In einer Serie korrelierter Experimente mit ansteigender Komplexität wurde die visuelle Wahrnehmung und Beurteilung fundamentaler Objekteigenschaften in verschiedenen Vergleichsszenarien untersucht. Unter Berücksichtigung von Objektähnlichkeit und raum-zeitlichen Objektrelationen stand dabei die Betrachtung der Einflüsse von peripherer Objektposition und der Länge und Orientierung von Liniensegmenten auf sequentielle und simultane Vergleichsprozesse im Mittelpunkt. Die Analyse von Blickbewegungsdaten gab Aufschluss über die perzeptiven und kognitiven Prozesse, die derartige Vergleichsoperationen steuern. Die Ergebnisse der empirischen Untersuchungen bildeten die Grundlage für die entsprechende Implementierung computergestützter Modellsimulationen. Diese können dann etwa zur Steuerung von künstlichen visuellen Systemen eingesetzt werden.
Zunächst wurden Exzentrizitätseffekte im Rahmen des Paradigmas eines blick-kontingenten, sequentiellen Vergleichsszenarios untersucht. In einem ersten Experiment sollten Versuchspersonen die Position eines Zielmarkers in einem bestimmten Exzentrizitätsbereich beurteilen. In ähnlichen Szenarien wurde die periphere Wahrnehmung der Länge und Orientierung von Liniensegmenten untersucht. Die Ergebnisse zeigten eine hohe Korrelation zwischen dem Beurteilungsfehler der peripher wahrgenommenen Längen bzw. Orientierungen von Liniensegmenten und der Fehllokalisation der Markerposition. Die empirischen Daten gaben Anlass zu der Hypothese, dass die Lokalisation der Endpunkte eines Liniensegments und die "Berechnung" ihrer Distanz einen grundlegenden Mechanismus für die periphere Längen- und Orientierungswahrnehmung darstellen. Ein auf dieser Annahme basierender probabilistischer Modellansatz konnte die empirischen Ergebnisse zumindest für die Längenbeurteilung erfolgreich reproduzieren und unterstützt damit den Schluss auf die vermutlich zugrunde liegenden Wahrnehmungsprinzipien.

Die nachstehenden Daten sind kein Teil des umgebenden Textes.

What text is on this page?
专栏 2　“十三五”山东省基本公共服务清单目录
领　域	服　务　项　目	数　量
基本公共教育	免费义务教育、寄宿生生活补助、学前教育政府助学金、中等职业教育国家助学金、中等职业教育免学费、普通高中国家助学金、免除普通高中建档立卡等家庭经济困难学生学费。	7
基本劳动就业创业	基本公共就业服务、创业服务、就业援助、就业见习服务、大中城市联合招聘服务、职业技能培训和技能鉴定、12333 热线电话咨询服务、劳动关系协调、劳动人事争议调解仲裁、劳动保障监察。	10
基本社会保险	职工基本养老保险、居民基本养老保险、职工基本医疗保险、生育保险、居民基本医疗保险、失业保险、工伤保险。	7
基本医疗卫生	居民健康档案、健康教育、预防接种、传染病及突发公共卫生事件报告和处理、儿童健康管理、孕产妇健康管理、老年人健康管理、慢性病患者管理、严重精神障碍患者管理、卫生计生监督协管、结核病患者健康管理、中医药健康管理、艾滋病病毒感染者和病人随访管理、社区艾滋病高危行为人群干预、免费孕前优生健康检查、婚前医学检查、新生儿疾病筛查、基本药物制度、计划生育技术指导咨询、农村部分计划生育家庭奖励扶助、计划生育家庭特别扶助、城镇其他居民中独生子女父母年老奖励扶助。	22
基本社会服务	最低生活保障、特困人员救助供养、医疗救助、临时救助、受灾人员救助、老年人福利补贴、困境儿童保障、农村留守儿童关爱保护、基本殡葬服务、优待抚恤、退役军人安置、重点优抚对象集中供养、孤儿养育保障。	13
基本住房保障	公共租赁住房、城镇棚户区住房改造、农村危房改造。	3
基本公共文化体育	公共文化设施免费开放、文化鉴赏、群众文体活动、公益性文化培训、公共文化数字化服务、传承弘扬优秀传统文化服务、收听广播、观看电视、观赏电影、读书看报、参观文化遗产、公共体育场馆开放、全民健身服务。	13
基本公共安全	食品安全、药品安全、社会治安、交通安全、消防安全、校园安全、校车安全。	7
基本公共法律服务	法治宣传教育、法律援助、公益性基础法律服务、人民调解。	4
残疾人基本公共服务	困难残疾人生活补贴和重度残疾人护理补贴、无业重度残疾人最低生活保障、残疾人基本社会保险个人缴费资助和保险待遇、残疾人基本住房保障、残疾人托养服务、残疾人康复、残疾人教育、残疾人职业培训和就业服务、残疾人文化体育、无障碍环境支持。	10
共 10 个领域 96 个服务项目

Anschließend wurden Ähnlichkeitseffekte im Rahmen des Paradigmas eines simultanen Vergleichsszenarios untersucht. Dabei lieferte eine Eyetracker-Apparatur die relevanten Blickbewegungsparameter, um die Bedeutung visueller Aufmerksamkeitsprozesse während Objektvergleichen nachzuvollziehen. In Abhängigkeit von der Diskriminierungsschwierigkeit zeigte die Analyse der Blickbewegungsdaten entweder eine holistische oder eine analytische Verarbeitungsstrategie, die sich in typischen Blickbewegungsmustern manifestierte. Die holistische Strategie ist offensichtlich ein peripherer Prozess per se. Im Gegensatz dazu ist die analytische Wahrnehmung gekennzeichnet durch ein charakteristisches Muster fovealer visueller Aufmerksamkeit, beeinflusst von peripheren Wahrnehmungsprinzipien. So stellt ein sakkadisches "visuelles Abmessen" von Längen, verbunden mit effizienten Fixationsmustern, die nur Teile von Liniensegmenten foveal scannen und die verbleibenden offensichtlich nur peripher wahrnehmen, die Basis für die Manipulation von korrespondierenden mentalen Repräsentationen von Liniensegmenten dar. Die Ergebnisse führten weiterhin zu einem besseren Verständnis spezieller visueller Phänomene wie z.B. der Horizontalen-Vertikalen-Täuschung. So lässt sich diese vermutlich auf das ungenaue Abmessen der beteiligten Liniensegmente bereits auf sensomotorischer Ebene zurückführen. Unter Einbezug von Komponenten des "Exzentrizitätsmodells" konnte schließlich ein erweitertes Computermodell entwickelt werden. Dieses war in der Lage, die von den Versuchspersonen gezeigten Strategien der Längenwahrnehmung erfolgreich zu reproduzieren.